The Lake of the Lotus and the Marble Bridge! These two names have long been known to me as the names of things which could not be seen, but of things whose reputations had crossed insurmountable walls. They call up images of light and intense color, and are a surprise to me here in this mournful desert, in this icy wind.
The Lake of the Lotus! I had pictured it as sung by the Chinese poets, of an exquisite limpidity with great calices open to an abundance of water, a sort of aquatic plain covered with pink flowers, pink from one end to the other. And this is it!—This slime and this gloomy swamp, covered with dead leaves turned brown by the frost! It is infinitely larger than I supposed, this lake made by the hand of man; it goes on and on toward nostalgic shores, where ancient pagodas appear among the old trees, under the gray sky.

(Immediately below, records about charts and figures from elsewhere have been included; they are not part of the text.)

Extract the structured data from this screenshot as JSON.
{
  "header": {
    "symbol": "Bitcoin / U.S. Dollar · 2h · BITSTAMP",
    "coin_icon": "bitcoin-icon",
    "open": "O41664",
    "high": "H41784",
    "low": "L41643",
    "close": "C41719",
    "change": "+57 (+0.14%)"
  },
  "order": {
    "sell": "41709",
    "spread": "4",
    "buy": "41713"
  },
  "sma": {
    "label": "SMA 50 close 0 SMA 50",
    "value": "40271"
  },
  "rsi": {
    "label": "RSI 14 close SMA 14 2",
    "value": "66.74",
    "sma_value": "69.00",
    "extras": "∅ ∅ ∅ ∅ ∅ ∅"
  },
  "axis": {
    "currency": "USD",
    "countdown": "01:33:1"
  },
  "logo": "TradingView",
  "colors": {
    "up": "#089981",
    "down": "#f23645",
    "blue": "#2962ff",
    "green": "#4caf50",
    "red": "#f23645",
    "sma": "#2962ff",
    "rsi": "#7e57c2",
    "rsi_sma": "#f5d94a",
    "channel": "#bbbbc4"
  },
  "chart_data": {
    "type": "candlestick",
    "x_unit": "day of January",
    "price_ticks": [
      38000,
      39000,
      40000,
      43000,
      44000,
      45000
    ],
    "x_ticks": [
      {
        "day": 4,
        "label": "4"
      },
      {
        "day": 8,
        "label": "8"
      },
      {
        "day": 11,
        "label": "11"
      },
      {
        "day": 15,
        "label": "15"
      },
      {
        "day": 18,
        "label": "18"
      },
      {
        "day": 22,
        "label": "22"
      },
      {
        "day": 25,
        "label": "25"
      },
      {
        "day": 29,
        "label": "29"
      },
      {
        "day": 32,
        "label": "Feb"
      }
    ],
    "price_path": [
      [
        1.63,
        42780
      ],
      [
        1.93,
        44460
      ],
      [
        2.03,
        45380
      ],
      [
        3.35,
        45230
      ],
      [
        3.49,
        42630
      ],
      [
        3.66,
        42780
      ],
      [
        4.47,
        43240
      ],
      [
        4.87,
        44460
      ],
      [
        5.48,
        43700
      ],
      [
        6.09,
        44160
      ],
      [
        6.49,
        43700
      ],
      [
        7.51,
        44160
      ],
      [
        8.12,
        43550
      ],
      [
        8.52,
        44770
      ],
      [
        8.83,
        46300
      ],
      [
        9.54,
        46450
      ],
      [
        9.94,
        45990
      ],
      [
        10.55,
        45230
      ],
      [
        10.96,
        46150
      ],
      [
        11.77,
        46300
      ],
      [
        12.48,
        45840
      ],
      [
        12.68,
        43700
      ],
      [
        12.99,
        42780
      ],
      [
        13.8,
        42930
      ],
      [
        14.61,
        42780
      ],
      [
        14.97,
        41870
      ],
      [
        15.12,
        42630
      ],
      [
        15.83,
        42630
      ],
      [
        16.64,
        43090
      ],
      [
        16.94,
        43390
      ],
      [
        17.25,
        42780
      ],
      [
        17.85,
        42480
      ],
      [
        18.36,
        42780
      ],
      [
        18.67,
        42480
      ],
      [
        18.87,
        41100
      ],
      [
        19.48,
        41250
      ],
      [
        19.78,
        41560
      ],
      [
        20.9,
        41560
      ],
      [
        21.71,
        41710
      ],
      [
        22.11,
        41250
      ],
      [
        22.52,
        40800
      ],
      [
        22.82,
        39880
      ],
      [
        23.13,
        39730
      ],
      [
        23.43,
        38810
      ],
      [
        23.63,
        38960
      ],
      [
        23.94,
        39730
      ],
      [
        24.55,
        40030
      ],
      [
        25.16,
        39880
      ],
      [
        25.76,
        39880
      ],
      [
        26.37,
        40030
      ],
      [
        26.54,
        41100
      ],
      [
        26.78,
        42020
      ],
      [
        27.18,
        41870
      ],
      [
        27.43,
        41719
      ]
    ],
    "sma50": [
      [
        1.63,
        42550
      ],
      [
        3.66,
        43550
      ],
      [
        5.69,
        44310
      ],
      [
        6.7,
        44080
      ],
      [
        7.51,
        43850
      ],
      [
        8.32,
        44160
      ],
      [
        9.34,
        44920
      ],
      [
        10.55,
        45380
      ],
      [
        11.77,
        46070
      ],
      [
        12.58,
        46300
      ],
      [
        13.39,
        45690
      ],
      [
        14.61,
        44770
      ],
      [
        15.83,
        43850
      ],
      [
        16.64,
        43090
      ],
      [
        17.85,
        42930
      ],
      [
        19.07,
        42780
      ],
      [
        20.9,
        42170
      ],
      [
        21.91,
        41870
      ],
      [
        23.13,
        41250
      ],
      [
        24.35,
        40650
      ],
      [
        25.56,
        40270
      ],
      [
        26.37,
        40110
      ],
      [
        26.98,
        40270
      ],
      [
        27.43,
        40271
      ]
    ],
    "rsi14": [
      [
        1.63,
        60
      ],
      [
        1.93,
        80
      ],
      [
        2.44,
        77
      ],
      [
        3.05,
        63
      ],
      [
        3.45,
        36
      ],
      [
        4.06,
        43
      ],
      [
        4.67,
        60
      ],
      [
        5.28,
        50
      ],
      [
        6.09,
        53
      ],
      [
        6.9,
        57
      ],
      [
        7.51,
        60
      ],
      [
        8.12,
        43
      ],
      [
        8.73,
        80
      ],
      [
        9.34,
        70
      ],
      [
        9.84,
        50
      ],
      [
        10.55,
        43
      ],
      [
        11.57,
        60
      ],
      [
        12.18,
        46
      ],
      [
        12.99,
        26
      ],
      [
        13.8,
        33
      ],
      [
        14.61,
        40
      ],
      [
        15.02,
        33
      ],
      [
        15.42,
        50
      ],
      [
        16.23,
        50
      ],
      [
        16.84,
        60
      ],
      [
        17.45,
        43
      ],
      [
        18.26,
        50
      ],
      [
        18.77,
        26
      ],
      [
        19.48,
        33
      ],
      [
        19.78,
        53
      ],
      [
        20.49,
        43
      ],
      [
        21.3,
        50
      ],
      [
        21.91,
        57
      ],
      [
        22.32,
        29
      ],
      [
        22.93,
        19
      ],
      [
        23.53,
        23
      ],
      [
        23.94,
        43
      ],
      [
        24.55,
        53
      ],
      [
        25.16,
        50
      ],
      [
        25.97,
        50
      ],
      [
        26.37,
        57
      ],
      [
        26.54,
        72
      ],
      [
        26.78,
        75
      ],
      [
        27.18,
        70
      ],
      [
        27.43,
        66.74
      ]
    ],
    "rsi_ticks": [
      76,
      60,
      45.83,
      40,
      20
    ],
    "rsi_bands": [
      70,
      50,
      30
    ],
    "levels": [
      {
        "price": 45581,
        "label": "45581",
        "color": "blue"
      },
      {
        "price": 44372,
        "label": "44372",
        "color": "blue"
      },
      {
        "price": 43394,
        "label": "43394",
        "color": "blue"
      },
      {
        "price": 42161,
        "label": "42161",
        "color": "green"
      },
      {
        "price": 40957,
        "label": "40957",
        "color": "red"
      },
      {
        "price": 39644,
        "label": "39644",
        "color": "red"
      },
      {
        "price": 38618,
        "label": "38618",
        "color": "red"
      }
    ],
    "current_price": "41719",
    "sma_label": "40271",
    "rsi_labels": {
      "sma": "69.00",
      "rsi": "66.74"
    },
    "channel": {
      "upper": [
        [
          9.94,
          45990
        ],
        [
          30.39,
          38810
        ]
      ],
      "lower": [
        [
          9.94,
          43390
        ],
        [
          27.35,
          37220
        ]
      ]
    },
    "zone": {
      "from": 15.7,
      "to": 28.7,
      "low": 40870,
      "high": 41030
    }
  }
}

The Marble Bridge! Yes, this long, white arch supported by a series of white pillars, this exceedingly graceful curve, the balustrades with monsters' heads,—this all corresponds to the idea I had of it; it is very sumptuous and very Chinese. I had not, however, foreseen the two dead bodies decaying in their robes, which lay among the reeds at the entrance to the bridge.
The large dead leaves on the lake are really lotus-leaves; I recognize them now that I see them near at hand, and remember to have seen similar ones—but oh, so green and fresh—on the ponds of Nagasaki or of Yeddo. And there once must have been here the effect of an uninterrupted covering of pink blossoms; their fading stems rise now by thousands above the slime.
They will undoubtedly die, these fields of lotus, which for centuries have charmed the eyes of the emperors, for the lake is almost empty; it is the Allies who have turned its water into the canal that connects Pekin with the river, in order to re-establish this route which the Chinese had dried up for fear of its serving the purpose of the invaders.
The Marble Bridge, white and solitary, leads us across to the other bank of the lake, very narrow at this point, and there I shall find the Palace of the North, which is to be my residence. At first I do not see that there are enclosures within enclosures, all with great gates, dilapidated and in ruins. A dull light falls from the wintry sky through opaque clouds that are filled with snow.
In the centre of a gray wall there is a breach where an African chasseur is on guard; on one side lies a dead dog, on the other a pile of rags and filth breathing a corpse-like odor. This, it appears, is the entrance to my palace.
We are black with dust, powdered with snow, and our teeth are chattering with cold, when we finally get down from our chariot in a court encumbered with débris, where my comrade, Captain C., the aide-de-camp, comes to meet me. With an approach like this, one well might wonder if the promised palace were not chimerical.
Just back of this court there is, however, the first appearance of magnificence. Here and there is a long gallery of glass, light, elegant, and apparently intact, amid so much destruction. Through the panes one has glimpses of gold, porcelains, and imperial silks with designs of dragons and clouds. This is one corner of the palace, completely hidden until you are right upon it.